Apprentice sorts every row in a task's dataset by tier. The tier decides what a row is allowed to do: drive optimization, or certify quality. Getting this right is the difference between a real result and a flattering one.

## The three tiers that matter

* **Gold** is human-verified. A person confirmed the output is correct for the input. Gold is the only tier trusted to certify quality.
* **Silver** is frontier-model output that passed a deterministic check (for example, valid JSON for a JSON task). It is plausible but not human-confirmed.
* **Raw** is everything else: live captured traffic that no one has verified yet.

A captured trace arrives as **raw**. You promote it to gold by verifying it, or you upload already-curated rows as silver. A row you reject during review is marked `rejected` and drops out of every count.
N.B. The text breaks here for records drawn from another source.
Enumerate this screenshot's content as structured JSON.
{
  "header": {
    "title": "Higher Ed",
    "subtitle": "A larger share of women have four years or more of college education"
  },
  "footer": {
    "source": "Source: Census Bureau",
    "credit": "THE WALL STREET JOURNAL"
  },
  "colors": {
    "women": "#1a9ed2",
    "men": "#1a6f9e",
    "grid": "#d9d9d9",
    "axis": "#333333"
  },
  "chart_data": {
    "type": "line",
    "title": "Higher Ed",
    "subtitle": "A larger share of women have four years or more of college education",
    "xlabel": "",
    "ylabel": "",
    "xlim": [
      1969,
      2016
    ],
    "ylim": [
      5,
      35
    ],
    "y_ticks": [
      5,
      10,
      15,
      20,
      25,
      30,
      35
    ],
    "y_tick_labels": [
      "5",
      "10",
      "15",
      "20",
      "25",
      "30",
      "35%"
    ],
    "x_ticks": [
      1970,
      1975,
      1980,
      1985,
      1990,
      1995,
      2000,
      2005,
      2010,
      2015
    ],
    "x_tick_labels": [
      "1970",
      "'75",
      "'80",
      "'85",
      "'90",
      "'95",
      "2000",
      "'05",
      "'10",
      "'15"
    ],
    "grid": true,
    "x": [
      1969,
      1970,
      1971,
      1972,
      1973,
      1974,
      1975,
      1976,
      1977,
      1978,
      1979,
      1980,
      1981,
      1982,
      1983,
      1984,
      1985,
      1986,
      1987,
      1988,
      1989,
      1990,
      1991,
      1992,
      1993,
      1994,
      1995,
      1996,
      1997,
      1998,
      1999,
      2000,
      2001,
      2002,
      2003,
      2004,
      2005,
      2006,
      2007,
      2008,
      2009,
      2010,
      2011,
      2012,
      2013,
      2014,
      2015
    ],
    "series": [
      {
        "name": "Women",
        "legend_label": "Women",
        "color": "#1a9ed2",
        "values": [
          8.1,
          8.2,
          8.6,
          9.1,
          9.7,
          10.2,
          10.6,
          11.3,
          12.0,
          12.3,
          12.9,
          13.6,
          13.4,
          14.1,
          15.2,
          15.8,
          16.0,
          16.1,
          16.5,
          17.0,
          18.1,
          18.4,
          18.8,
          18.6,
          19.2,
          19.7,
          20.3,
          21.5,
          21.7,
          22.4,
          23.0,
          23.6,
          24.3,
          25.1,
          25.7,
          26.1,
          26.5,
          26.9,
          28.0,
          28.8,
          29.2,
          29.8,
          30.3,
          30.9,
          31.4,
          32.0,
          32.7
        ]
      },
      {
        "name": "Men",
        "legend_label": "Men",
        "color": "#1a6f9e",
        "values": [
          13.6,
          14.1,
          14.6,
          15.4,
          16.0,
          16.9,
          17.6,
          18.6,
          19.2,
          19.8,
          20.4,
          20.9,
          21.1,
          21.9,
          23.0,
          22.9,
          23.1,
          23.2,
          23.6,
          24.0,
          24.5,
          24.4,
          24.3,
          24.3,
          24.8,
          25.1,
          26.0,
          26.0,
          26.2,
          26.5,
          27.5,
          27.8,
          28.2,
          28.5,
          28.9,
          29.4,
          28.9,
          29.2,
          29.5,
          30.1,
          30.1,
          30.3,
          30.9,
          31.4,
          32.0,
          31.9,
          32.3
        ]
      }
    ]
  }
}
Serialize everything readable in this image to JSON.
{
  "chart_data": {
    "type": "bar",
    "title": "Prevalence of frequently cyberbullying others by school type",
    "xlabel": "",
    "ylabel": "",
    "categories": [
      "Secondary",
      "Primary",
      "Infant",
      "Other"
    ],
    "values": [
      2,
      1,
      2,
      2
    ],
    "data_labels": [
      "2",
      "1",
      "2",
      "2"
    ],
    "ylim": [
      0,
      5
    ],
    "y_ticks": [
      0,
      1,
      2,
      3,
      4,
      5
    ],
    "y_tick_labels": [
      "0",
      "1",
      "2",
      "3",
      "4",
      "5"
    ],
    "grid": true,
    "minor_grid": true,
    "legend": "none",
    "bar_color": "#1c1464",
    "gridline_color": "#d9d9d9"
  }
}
## What each tier is allowed to do

Two rules hold across the product, and they do not overlap:

* **Optimization uses verified rows: gold plus silver.** More verified rows give the optimizer more signal, so silver helps here.
* **Eval gates and model promotion use gold only.** Quality is certified against human-verified rows, never against model-generated ones.

Raw never counts toward either. It is a candidate for verification, not evidence.

## Why the split matters

If silver could certify quality, you would be grading the model with the model's own homework: frontier output checking frontier output. That hides regressions instead of catching them. By letting silver help you optimize but never letting it certify, the gate stays honest. A run that does not beat the baseline on gold is a real result, not a tuning artifact.

The `DatasetStatus` returned by the SDK reports the counts directly: `gold`, `silver`, `raw`, and `ready_for_optimization`. See the [Python SDK reference](/reference/python-sdk#datasets) for the fields.